L’angiographie à la fluorescéine (AF) n’est plus l’examen de première intention dans les OM. Mais elle reste très utile dans un grand nombre de cas. On a vu précédemment que l’AF permettait de distinguer des OMC authentiques des maculopathies cystoïdes non œdémateuses, ce qui a un impact sur le traitement. Mais surtout, elle permet dans tous les OM d’origine vasculaire ou inflammatoire de faire une évaluation de l’état rétinien (présence d’ischémie périphérique, de vascularite, etc.) et/ou de redresser un diagnostic. De plus, il est maintenant admis que face à des OM chroniques en lien avec une rétinopathie diabétique ou une OVCR, il convient de rechercher des macroanévrysmes en ICG. Ils apparaissent hyperfluorescents sur les temps tardifs de l’examen et quand ils sont accessibles, leur traitement au laser permet une amélioration significative de l’OM et de l’acuité visuelle (figure 5) [3].

 Examens d’appoint

Il pourrait paraître scandaleux de considérer le FO comme un examen d’appoint. Et pourtant dans l’OM, dans la mesure où une rétinophotographie sera faite, il n’apporte pas d’élément discriminant. Rappelons en outre qu’un OM ne sera visible au FO que lorsqu’il est supérieur à 350 µm. L’autofluorescence n’a plus vraiment sa place dans cette indication, si ce n’est qu’en complément d’imagerie lorsque l’on suspecte une rétinopathie dégénérative ou des télangiectasies maculaires.
Quant aux tests visuels (acuité et micropérimétrie), ils montrent essentiellement que la fonction visuelle n’est pas corrélée à l’importance de l’OM.
En conclusion, on retiendra que l’OCT B-scan est essentiel pour le diagnostic et le suivi de l’OM. Les autres examens sont à réaliser en fonction de l’étiologie, supposée ou connue, de l’OM.

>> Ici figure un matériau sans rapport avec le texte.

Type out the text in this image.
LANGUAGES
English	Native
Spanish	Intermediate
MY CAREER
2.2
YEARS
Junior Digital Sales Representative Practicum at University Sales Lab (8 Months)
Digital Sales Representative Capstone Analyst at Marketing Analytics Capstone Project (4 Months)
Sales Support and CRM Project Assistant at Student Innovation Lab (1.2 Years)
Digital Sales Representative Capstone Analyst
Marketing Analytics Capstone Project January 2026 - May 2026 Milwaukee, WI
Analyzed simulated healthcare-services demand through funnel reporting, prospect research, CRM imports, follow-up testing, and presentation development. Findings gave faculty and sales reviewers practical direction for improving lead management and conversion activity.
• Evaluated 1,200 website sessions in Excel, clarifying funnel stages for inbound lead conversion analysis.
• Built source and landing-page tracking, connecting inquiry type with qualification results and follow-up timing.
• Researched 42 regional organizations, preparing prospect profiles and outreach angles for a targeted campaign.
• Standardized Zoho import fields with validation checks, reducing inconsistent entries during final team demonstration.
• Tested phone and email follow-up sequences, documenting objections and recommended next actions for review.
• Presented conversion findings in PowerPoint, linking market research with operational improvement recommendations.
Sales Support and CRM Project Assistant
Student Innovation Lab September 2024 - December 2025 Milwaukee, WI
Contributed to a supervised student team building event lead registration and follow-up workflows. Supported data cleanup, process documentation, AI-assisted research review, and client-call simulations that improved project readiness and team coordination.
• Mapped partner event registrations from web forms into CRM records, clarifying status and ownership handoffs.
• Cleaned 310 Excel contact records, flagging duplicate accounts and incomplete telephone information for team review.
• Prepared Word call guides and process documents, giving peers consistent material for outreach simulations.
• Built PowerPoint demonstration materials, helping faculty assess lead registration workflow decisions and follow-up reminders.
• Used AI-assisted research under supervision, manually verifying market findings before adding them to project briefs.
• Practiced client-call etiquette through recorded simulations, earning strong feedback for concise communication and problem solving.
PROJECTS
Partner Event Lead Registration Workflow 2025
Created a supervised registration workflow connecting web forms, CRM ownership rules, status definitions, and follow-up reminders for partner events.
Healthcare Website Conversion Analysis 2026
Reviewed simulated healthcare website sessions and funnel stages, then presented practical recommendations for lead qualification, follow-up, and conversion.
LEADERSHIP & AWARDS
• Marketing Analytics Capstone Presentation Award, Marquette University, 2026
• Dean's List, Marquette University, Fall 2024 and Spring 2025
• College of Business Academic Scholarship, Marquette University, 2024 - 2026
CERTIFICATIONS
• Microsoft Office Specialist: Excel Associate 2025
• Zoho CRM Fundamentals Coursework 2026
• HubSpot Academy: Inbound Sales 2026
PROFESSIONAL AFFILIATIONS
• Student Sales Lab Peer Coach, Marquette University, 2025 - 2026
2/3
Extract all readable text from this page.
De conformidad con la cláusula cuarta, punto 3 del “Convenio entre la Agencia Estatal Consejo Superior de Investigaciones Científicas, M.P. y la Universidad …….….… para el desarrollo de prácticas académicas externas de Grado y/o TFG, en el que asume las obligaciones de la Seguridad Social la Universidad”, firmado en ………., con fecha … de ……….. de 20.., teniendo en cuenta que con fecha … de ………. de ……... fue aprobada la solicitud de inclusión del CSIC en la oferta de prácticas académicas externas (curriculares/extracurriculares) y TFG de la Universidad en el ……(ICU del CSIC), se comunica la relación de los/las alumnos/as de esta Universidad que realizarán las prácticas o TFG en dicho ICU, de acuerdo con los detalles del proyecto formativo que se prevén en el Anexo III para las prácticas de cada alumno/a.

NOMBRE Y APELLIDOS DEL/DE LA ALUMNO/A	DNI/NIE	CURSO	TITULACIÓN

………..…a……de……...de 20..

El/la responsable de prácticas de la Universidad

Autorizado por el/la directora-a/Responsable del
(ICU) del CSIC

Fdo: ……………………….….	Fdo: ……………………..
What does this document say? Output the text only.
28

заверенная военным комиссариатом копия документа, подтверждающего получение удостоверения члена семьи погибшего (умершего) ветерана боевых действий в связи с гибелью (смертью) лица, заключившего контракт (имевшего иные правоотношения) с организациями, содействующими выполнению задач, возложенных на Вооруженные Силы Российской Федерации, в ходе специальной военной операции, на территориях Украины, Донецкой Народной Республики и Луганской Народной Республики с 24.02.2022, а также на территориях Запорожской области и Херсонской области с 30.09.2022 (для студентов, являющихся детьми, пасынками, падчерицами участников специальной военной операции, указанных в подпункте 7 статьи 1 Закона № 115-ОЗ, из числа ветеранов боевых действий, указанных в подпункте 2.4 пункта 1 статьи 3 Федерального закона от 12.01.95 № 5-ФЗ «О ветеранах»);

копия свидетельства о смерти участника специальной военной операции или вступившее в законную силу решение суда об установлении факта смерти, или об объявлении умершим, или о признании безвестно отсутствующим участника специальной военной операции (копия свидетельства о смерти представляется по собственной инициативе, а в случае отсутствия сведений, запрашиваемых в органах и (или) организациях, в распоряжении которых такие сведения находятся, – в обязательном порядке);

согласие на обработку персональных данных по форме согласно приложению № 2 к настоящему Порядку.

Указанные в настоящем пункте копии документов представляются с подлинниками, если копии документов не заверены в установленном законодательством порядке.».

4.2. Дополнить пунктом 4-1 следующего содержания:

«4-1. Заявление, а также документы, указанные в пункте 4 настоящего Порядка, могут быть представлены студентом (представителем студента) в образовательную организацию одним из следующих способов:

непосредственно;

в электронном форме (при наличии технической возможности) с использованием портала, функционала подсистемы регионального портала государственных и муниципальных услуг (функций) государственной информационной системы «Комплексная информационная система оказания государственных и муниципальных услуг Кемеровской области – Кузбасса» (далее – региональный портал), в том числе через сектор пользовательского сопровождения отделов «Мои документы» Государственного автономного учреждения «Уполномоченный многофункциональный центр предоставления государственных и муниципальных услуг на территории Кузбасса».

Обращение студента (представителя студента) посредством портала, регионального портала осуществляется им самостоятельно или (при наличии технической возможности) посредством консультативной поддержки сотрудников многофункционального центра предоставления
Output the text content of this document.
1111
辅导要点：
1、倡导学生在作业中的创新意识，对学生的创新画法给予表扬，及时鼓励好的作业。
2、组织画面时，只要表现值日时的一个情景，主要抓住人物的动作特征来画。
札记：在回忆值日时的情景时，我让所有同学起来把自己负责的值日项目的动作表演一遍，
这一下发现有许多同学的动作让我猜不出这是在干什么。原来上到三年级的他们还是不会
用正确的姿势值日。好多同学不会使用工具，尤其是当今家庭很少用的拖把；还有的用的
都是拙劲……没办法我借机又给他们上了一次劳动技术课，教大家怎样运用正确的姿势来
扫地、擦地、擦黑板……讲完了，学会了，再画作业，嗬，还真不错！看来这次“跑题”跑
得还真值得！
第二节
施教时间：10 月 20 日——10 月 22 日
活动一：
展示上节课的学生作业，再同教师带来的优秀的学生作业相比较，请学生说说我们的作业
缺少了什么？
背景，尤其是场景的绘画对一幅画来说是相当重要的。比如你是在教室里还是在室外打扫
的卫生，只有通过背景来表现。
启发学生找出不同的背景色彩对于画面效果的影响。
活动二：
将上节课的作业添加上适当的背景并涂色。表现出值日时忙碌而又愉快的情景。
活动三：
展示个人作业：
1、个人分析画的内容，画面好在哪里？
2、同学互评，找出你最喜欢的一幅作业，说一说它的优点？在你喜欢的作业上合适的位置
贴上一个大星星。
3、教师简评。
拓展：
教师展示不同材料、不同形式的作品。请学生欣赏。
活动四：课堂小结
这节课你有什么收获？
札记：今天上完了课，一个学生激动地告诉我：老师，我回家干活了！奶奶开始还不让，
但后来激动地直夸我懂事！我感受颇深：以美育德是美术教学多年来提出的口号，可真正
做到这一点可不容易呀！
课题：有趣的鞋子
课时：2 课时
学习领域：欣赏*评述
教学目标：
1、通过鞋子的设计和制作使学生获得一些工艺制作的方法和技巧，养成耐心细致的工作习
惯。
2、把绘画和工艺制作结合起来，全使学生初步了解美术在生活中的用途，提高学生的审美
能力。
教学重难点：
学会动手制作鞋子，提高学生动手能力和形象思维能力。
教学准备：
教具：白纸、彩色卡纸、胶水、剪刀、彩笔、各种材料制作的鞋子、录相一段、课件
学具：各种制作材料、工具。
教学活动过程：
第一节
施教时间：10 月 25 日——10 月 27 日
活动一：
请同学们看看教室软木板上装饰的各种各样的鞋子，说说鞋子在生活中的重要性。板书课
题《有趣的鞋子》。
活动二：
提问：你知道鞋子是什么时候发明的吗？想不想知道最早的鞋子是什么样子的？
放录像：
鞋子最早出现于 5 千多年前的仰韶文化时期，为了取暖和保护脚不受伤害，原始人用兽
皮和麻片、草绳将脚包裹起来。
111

Références bibliographiques
[1] Kashani AH, Green KM, Kwon J et al. Suspended scattering particles in motion: a novel feature of OCT angiography in exudative maculopathies. Ophthalmol Retina. 2018;2(7):694-702.
[2] Gelman SK, Freund KB, Shah VP, Sarraf D. The pearl necklace sign: a novel spectral domain optical coherence tomography finding in exudative macular disease. Retina. 2014;34(10):2088-95.
[3] Paques M, Philippakis E, Bonnet C et al. Indocyanine-green-guided targeted laser photocoagulation of capillary macroaneurysms in macular oedema: a pilot study. Br J Ophthalmol. 2017; 101(2):170-4.